Reflection amplification accounted for ~55.8% of attacks, with Memcached quickly becoming a major vector. SYN Flood ranked second, shifting from botnet‑based sources to spoofed‑IP packet generators. HTTP Flood remained the primary Layer‑7 method, increasingly using proxy servers and packet generators that vary User‑Agent strings to evade detection.

Reflection Source Regional Distribution

Top‑10 reflection sources (LDAP, NTP, Memcached) were concentrated in the United States, China, and European countries. SSDP sources differed due to IoT device distribution.
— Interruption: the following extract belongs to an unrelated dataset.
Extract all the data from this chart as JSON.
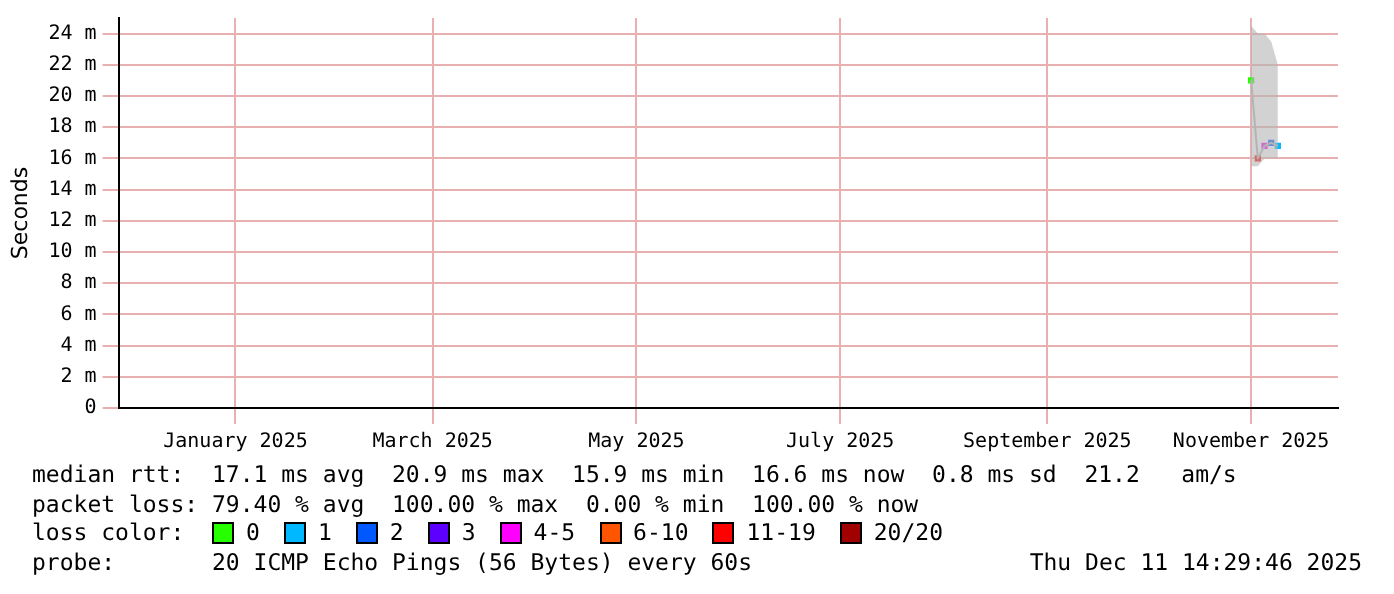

C2 Server Regional Distribution

Domestic C2 servers showed a trend of migration abroad, while some high‑performance botnet operators shifted resources to cryptocurrency mining, making C2 monitoring more challenging.

Attack Family Analysis

Major families such as Xorddos, Billgates, Mayday, Dofloo, Nitol, and Darkshell dominated. Xorddos generated tens of thousands of attacks daily, primarily SYN Floods; Nitol focused on HTTP Floods but also launched SYN, ICMP, and TCP floods.

Traditional DDoS Personnel Roles

Roles included orderers (金主), guarantors, order takers (attackers), traffic sellers, botnet (肉鸡) providers, and tool developers. This division lowered technical barriers and complicated attribution.

Automation Evolution

Automation reduced the need for guarantors and manual attackers. Modern web‑based DDoS platforms provide instant ordering, payment, and attack launch within seconds, with platform operators (站长) handling management and maintenance. Packet generators now replace traditional botnets, and the platforms often integrate reflection‑amplification tools and sophisticated HTTP Flood scripts.

Conclusion & Outlook

Overall attack volume and intensity rose in H1 2018. The black‑market’s personnel and technology evolution lowered entry barriers, with many operators being teenagers. Recommendations include using cloud providers with large bandwidth and BGP resources (e.g., Tencent Cloud’s 大禹). Future trends anticipate new reflection‑amplification vectors, IoT‑driven botnets, resurgence of P2P botnets, and migration to darknet‑hosted DDoS services.